Frigid but not rigid — researchers discover surprising plant phenomenon

a stick mounted horizontally with a weight on the end in front of a piece of white paper mounted on plywood.
Photo by Peter Ray
Researchers Syndonia Bret-Harte and Peter Ray designed and built the apparatus pictured above in 2006 to simulate the bending of branches under a heavy snowpack at UAF’s Toolik Field Station. A branch is held in place on one end and a weight is placed on the free end. A needle attached to the free end tracks the movement of the branch as it bends under the weight and rises again once the weight is unloaded.

Peter Ray and Syndonia Bret-Harte have studied Arctic plants for a combined 50 years. But they recently found there was still more to learn when an accidental experiment led to a surprising discovery about how such plants behave in the snow. Their finding warns of a potential new mechanism for future Arctic warming.

Ray, a professor emeritus at Stanford University, and Bret-Harte, a professor with the University of Alaska Fairbanks Institute of Arctic Biology, found that woody Arctic and boreal shrubs and trees become more “bendy” when frozen. The researchers named the counterintuitive phenomenon “cryocampsis,” from the Greek roots “cryo” for “frozen” and ”campsis” for “bending.” 

The scientists reported on cryocampsis in a study published in the Proceedings of the National Academy of Sciences Nexus.

“I've never had a project that was so serendipitous before this one,” Bret-Harte said. 

One day in 2006, Ray and Bret-Harte were testing the ability of shrub branches to bend under the weight of winter’s snowpack to understand how these plants affect the Arctic’s reflectivity, or albedo. Decreases in this region’s albedo are a key contributor to Arctic amplification — the fact that the Arctic is warming four times as fast as the rest of the world. 

“We were doing some springtime experiments on the deck outside of a lab at Toolik Field Station,” Bret-Harte said, “and we just happened to have a cold night that went below freezing. Peter came back the next morning and said, ‘Hey, that's weird. What's going on here?’”

Common sense would say that freezing temperatures made the branches more rigid. But much to Bret-Harte’s surprise, the branches bent even farther in the cold. 

Cryocampsis helps maintain the high albedo of the snowpack, Bret-Harte said. 

“When the darker shrubs are buried underneath the more reflective snow surface, then most of the sun’s radiation gets reflected back to space, keeping the climate from warming as fast,” she said.

Though this isn’t something that's presently affecting the trajectory of the climate, that could change as future warming potentially causes shrubs to not bend as much and instead stand above the snow, she added.

“Currently it's like hitting a brake on warming,” she said. “If you warm things up enough that this brake is released, then that might accelerate further warming.”

a her of musk oxen with snow and bushes
Photo by Seth Beaudreault/Toolik Field Station
Muskoxen near Toolik Field Station in Arctic Alaska browse shrub branches exposed above the snow’s surface on a warm day in April 2020.

The researchers confirmed this previously undescribed phenomenon through 15 years of experimentation with financial support from the National Science Foundation. They collected branches from nearly 200 plant species across the world and tracked their bending in varying temperatures using a custom cantilever apparatus that Ray built. All Arctic and most boreal plants displayed cryocampsis. Very few temperate and Mediterranean species and no tropical species did. 

According to Bret-Harte, cryocampsis likely evolved from the protective advantages it confers during frigid northern winters.

“If you're down below the snow surface in the winter, you're not exposed to the abrasive snow crystals blown by the wind above the snow surface.

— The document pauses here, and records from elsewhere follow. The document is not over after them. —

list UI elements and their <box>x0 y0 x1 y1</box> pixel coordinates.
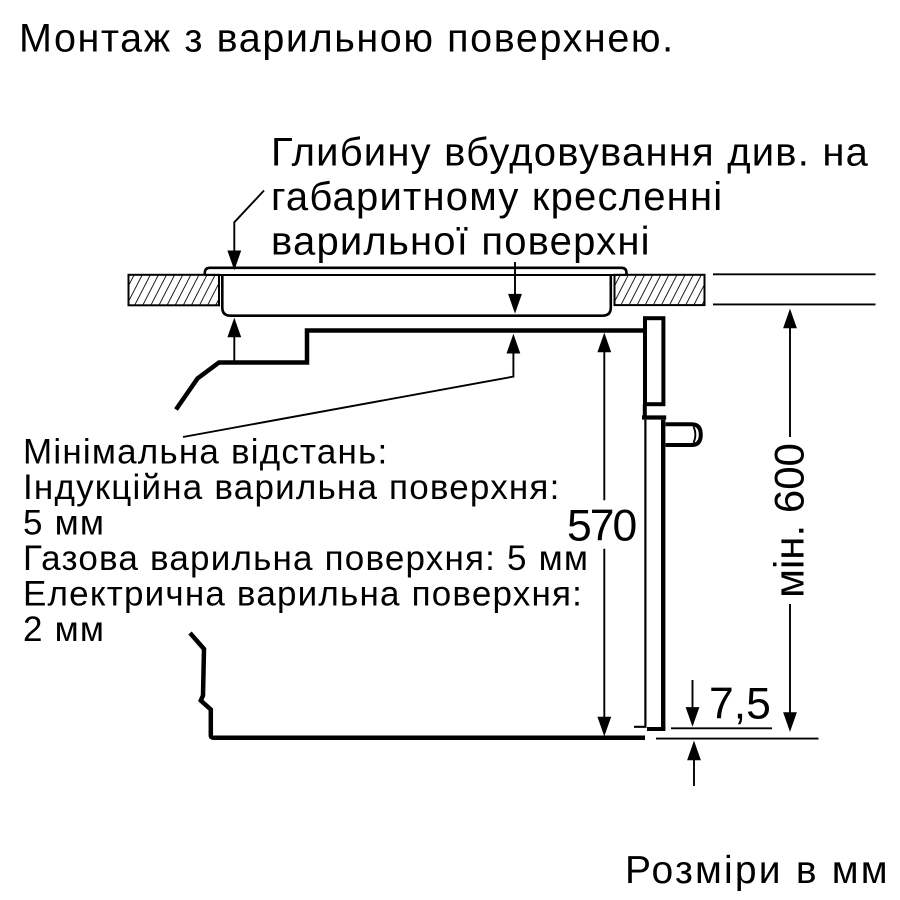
svg-text:7,5: 7,5 <box>709 680 771 729</box>
svg-text:Глибину вбудовування див. на: Глибину вбудовування див. на <box>271 131 869 175</box>
svg-text:2 мм: 2 мм <box>23 610 105 649</box>
svg-text:Розміри в мм: Розміри в мм <box>625 849 890 892</box>
svg-text:Індукційна варильна поверхня:: Індукційна варильна поверхня: <box>23 468 561 507</box>
svg-text:мін. 600: мін. 600 <box>766 443 813 598</box>
svg-text:5 мм: 5 мм <box>23 504 105 543</box>
svg-text:Мінімальна відстань:: Мінімальна відстань: <box>23 433 388 472</box>
svg-text:Монтаж з варильною поверхнею.: Монтаж з варильною поверхнею. <box>19 17 675 61</box>
svg-text:Газова варильна поверхня: 5 мм: Газова варильна поверхня: 5 мм <box>23 539 589 578</box>
svg-text:570: 570 <box>567 502 636 551</box>
svg-text:габаритному кресленні: габаритному кресленні <box>271 175 723 219</box>
svg-text:варильної поверхні: варильної поверхні <box>271 220 651 264</box>
svg-text:Електрична варильна поверхня:: Електрична варильна поверхня: <box>23 575 583 614</box>
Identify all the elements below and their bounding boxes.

You're not exposed to herbivores,” Bret-Harte said. 

Ray and Bret-Harte attribute cryocampsis to the movement of water between plant cell walls and ice that forms in the branches’ woody inner piping system. They suspect there’s something different about northern species, like a protein or carbohydrate, that distinguishes it from non-northern ones. The pair are collaborating with a Danish chemist to find out. 

“The crazy thing is that when you warm up a branch with a load on it, it actually lifts the loads,” said Bret-Harte. “Where that energy comes from is a little bit mysterious.” 

“There’s a lot to dig into here,” Bret-Harte said. “It’s not the end of the story, this is the beginning.”